With the acquisition of Juno, investors in Bluebird might be a little concerned about the prospects for bb2121, which is also a CAR-T therapy, but from the way CEO Mark Alles reveres the drug, it doesn’t sound like there’s anything to worry about:

“We’re extremely, extremely proud of it, excited about it. We think, as the Nadim [Ahmed] said in his prepared remarks, that 2121 is a disruptive technology and therapy for patients, particularly with relapsed myeloma. And so we will protect it, we will build around it as we need to and are required to, but we see that as a stand-alone dynamic very critical program for our future.”

Looking forward

Management guided for 2018 revenue to increase 12% year over year at the midpoint and adjusted earnings per share to jump 18% at the midpoint, continuing the trend of increasing profits faster than revenue.

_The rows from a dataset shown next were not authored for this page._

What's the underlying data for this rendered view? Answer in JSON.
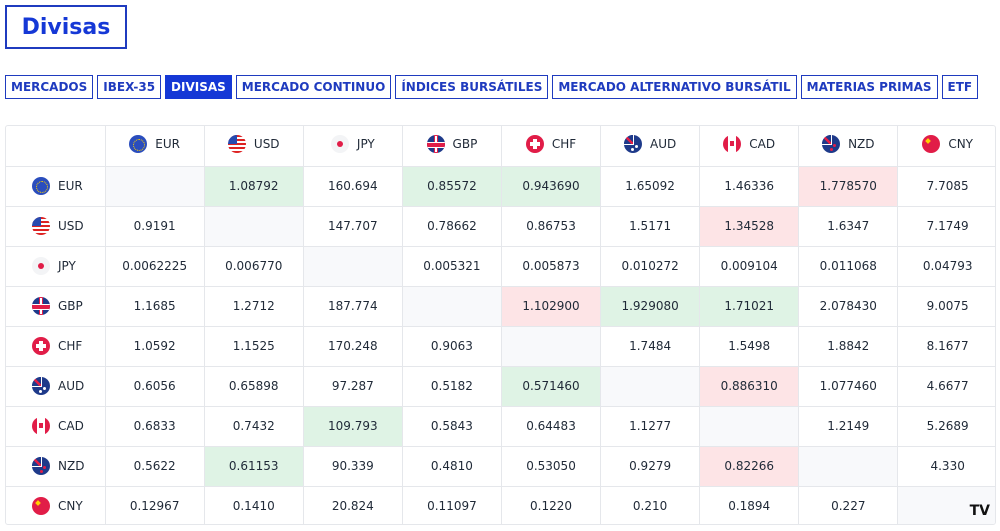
{
  "title": "Divisas",
  "tabs": [
    {
      "label": "MERCADOS",
      "active": false
    },
    {
      "label": "IBEX-35",
      "active": false
    },
    {
      "label": "DIVISAS",
      "active": true
    },
    {
      "label": "MERCADO CONTINUO",
      "active": false
    },
    {
      "label": "ÍNDICES BURSÁTILES",
      "active": false
    },
    {
      "label": "MERCADO ALTERNATIVO BURSÁTIL",
      "active": false
    },
    {
      "label": "MATERIAS PRIMAS",
      "active": false
    },
    {
      "label": "ETF",
      "active": false
    }
  ],
  "colors": {
    "accent": "#1538d6",
    "positive": "#dff3e5",
    "negative": "#fde4e6"
  },
  "currencies": [
    {
      "code": "EUR",
      "flag": "eu-flag-icon"
    },
    {
      "code": "USD",
      "flag": "us-flag-icon"
    },
    {
      "code": "JPY",
      "flag": "jp-flag-icon"
    },
    {
      "code": "GBP",
      "flag": "gb-flag-icon"
    },
    {
      "code": "CHF",
      "flag": "ch-flag-icon"
    },
    {
      "code": "AUD",
      "flag": "au-flag-icon"
    },
    {
      "code": "CAD",
      "flag": "ca-flag-icon"
    },
    {
      "code": "NZD",
      "flag": "nz-flag-icon"
    },
    {
      "code": "CNY",
      "flag": "cn-flag-icon"
    }
  ],
  "rows": [
    [
      {
        "v": "",
        "s": "empty"
      },
      {
        "v": "1.08792",
        "s": "up"
      },
      {
        "v": "160.694",
        "s": ""
      },
      {
        "v": "0.85572",
        "s": "up"
      },
      {
        "v": "0.943690",
        "s": "up"
      },
      {
        "v": "1.65092",
        "s": ""
      },
      {
        "v": "1.46336",
        "s": ""
      },
      {
        "v": "1.778570",
        "s": "down"
      },
      {
        "v": "7.7085",
        "s": ""
      }
    ],
    [
      {
        "v": "0.9191",
        "s": ""
      },
      {
        "v": "",
        "s": "empty"
      },
      {
        "v": "147.707",
        "s": ""
      },
      {
        "v": "0.78662",
        "s": ""
      },
      {
        "v": "0.86753",
        "s": ""
      },
      {
        "v": "1.5171",
        "s": ""
      },
      {
        "v": "1.34528",
        "s": "down"
      },
      {
        "v": "1.6347",
        "s": ""
      },
      {
        "v": "7.1749",
        "s": ""
      }
    ],
    [
      {
        "v": "0.0062225",
        "s": ""
      },
      {
        "v": "0.006770",
        "s": ""
      },
      {
        "v": "",
        "s": "empty"
      },
      {
        "v": "0.005321",
        "s": ""
      },
      {
        "v": "0.005873",
        "s": ""
      },
      {
        "v": "0.010272",
        "s": ""
      },
      {
        "v": "0.009104",
        "s": ""
      },
      {
        "v": "0.011068",
        "s": ""
      },
      {
        "v": "0.04793",
        "s": ""
      }
    ],
    [
      {
        "v": "1.1685",
        "s": ""
      },
      {
        "v": "1.2712",
        "s": ""
      },
      {
        "v": "187.774",
        "s": ""
      },
      {
        "v": "",
        "s": "empty"
      },
      {
        "v": "1.102900",
        "s": "down"
      },
      {
        "v": "1.929080",
        "s": "up"
      },
      {
        "v": "1.71021",
        "s": "up"
      },
      {
        "v": "2.078430",
        "s": ""
      },
      {
        "v": "9.0075",
        "s": ""
      }
    ],
    [
      {
        "v": "1.0592",
        "s": ""
      },
      {
        "v": "1.1525",
        "s": ""
      },
      {
        "v": "170.248",
        "s": ""
      },
      {
        "v": "0.9063",
        "s": ""
      },
      {
        "v": "",
        "s": "empty"
      },
      {
        "v": "1.7484",
        "s": ""
      },
      {
        "v": "1.5498",
        "s": ""
      },
      {
        "v": "1.8842",
        "s": ""
      },
      {
        "v": "8.1677",
        "s": ""
      }
    ],
    [
      {
        "v": "0.6056",
        "s": ""
      },
      {
        "v": "0.65898",
        "s": ""
      },
      {
        "v": "97.287",
        "s": ""
      },
      {
        "v": "0.5182",
        "s": ""
      },
      {
        "v": "0.571460",
        "s": "up"
      },
      {
        "v": "",
        "s": "empty"
      },
      {
        "v": "0.886310",
        "s": "down"
      },
      {
        "v": "1.077460",
        "s": ""
      },
      {
        "v": "4.6677",
        "s": ""
      }
    ],
    [
      {
        "v": "0.6833",
        "s": ""
      },
      {
        "v": "0.7432",
        "s": ""
      },
      {
        "v": "109.793",
        "s": "up"
      },
      {
        "v": "0.5843",
        "s": ""
      },
      {
        "v": "0.64483",
        "s": ""
      },
      {
        "v": "1.1277",
        "s": ""
      },
      {
        "v": "",
        "s": "empty"
      },
      {
        "v": "1.2149",
        "s": ""
      },
      {
        "v": "5.2689",
        "s": ""
      }
    ],
    [
      {
        "v": "0.5622",
        "s": ""
      },
      {
        "v": "0.61153",
        "s": "up"
      },
      {
        "v": "90.339",
        "s": ""
      },
      {
        "v": "0.4810",
        "s": ""
      },
      {
        "v": "0.53050",
        "s": ""
      },
      {
        "v": "0.9279",
        "s": ""
      },
      {
        "v": "0.82266",
        "s": "down"
      },
      {
        "v": "",
        "s": "empty"
      },
      {
        "v": "4.330",
        "s": ""
      }
    ],
    [
      {
        "v": "0.12967",
        "s": ""
      },
      {
        "v": "0.1410",
        "s": ""
      },
      {
        "v": "20.824",
        "s": ""
      },
      {
        "v": "0.11097",
        "s": ""
      },
      {
        "v": "0.1220",
        "s": ""
      },
      {
        "v": "0.210",
        "s": ""
      },
      {
        "v": "0.1894",
        "s": ""
      },
      {
        "v": "0.227",
        "s": ""
      },
      {
        "v": "",
        "s": "empty"
      }
    ]
  ],
  "watermark": {
    "label": "TV",
    "icon": "tradingview-logo-icon"
  }
}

Further down the line, ozanimod is under FDA review for relapsing multiple sclerosis, which should get approved in the U.S. by the end of the year, and probably in 2019 in Europe. Recently acquired fedratinib has also produced positive phase 3 data and is ready to be submitted to the FDA in the middle of the year, setting up an approval late this year or early next year.

Celgene also has quite a few phase 3 readouts this year, including Revlimid in lymphoma, Pomalyst in second line plus myeloma, Abraxane in adjuvant pancreatic cancer, luspatercept in myelodysplastic syndromes, and beta-thalassemia as well as CC-486 in acute myeloid leukemia. If those are positive, they should help boost revenue, helping Celgene reach its 2020 goal of revenue between $19 billion and $20 billion.